Monday night's musical tribute to Jamaica's record-breaking athletes at the 2012 Olympics and Paralympics has drawn blistering criticism from members of the public, who felt that some simple rules of protocol were broken by athletes and performers alike.
The tribute was staged at the National Arena under the theme 'Jamaica's Musical History: Honouring an Olympic Journey'. Being asked to perform at such an event is an honour that carries with it expectations of solemn, patriotic behaviour. While many adhered to this, regrettably a few crossed the line.
As readers of this newspaper pointed out, some of the performances were anything but solemn or patriotic. Dancehall artiste Garfield 'Konshens' Spence was singled out for mention by two letter writers. Said one letter writer: "Konshens' behaviour Monday night, including his pants falling off his hips and the bedroom-focused lyrics, as well as preaching what may be considered 'hate speech', was the lowest point of the ceremony."
The flag-waving Koshens then called for Olympian Usain Bolt to be named a national hero, at which point he was gently escorted from the stage. By his demeaning performance, Konshens may have unconsciously dampened the spirit of excitement that engulfed many fans as they entered the arena that night.
Another topic of debate concerned the athletes' dress. It is obvious that the athletes were never told anything about the dress code for the event. How else could one explain the level of inappropriateness that was on display on Monday night? Many of their choices, while showing off their Olympic bodies to the maximum, completely blew out of the water all the old rules about what is appropriate dress.
It's hard to understand how after months of planning, and with a 30-member committee assigned to develop a programme of celebration, that protocol fell down so badly on Monday night. It is an appalling reflection on those who planned the programme and were charged with its execution.
There used to be a time when protocol was duly observed at all high-profile public events. Protocol is responsible for the organisation, including technical and expert tasks required to successfully stage a public event. When protocol is in place, it goes a far way in minimising awkward surprises.

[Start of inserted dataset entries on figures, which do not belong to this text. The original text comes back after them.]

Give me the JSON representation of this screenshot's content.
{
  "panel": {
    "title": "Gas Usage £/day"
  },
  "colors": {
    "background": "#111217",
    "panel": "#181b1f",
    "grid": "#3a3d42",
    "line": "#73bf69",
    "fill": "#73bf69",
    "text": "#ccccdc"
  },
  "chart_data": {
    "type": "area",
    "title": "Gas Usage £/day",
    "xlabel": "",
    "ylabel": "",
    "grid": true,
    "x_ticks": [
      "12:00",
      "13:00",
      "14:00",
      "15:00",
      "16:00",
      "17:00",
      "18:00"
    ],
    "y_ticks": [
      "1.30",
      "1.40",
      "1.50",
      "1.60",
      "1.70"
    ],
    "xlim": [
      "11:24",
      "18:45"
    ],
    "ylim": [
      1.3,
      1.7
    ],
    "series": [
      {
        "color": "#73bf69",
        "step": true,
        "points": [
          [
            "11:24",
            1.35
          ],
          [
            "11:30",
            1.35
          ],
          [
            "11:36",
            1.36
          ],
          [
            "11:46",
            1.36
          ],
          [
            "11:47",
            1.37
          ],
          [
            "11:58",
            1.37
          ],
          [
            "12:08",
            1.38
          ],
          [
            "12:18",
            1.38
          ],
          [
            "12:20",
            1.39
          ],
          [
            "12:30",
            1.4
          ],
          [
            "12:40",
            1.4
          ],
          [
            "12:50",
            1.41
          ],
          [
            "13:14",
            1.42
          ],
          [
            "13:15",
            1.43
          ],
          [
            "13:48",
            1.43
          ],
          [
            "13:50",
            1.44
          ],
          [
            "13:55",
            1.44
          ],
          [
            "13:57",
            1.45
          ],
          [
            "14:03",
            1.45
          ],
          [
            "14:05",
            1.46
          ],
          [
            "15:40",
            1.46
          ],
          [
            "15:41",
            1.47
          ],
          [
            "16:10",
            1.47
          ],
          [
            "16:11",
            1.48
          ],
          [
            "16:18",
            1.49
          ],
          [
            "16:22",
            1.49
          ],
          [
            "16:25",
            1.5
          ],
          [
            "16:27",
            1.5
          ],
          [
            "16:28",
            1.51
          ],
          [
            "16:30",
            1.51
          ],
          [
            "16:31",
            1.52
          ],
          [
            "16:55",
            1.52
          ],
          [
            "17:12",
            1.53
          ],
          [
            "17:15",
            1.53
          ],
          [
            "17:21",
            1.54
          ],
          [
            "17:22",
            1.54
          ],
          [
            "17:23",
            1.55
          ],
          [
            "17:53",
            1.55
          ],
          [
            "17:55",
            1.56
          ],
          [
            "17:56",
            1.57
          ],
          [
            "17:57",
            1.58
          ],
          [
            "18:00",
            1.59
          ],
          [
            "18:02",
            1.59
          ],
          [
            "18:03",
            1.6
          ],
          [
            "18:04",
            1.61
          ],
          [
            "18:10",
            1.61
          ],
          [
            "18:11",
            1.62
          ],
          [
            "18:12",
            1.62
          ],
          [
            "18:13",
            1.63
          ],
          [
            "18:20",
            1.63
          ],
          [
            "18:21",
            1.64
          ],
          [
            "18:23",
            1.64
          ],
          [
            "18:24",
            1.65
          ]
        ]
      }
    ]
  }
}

In our current age, we expect that there are those who would argue that this is all much ado about nothing. That Jamaicans are passionate about sport and their sporting heroes is well understood. However, this newspaper holds the view - perhaps an old-fashioned one - that the rules of decorum are relevant in any age. Our athletes are symbols of inspiration both on and off the field of competition.
It cannot be right for the principles of good taste to be shredded before the eyes of the prime minister and other leaders of our country. The committee responsible for planning this salute to the athletes should apologise to the nation.
But beyond that, this country needs a cultural shift that will ensure that persons in responsibility adopt zero tolerance to protocol breaches and bad behaviour. Nothing will change if we continue to pander and be tolerant of those who feel they should flaunt the rules of decency.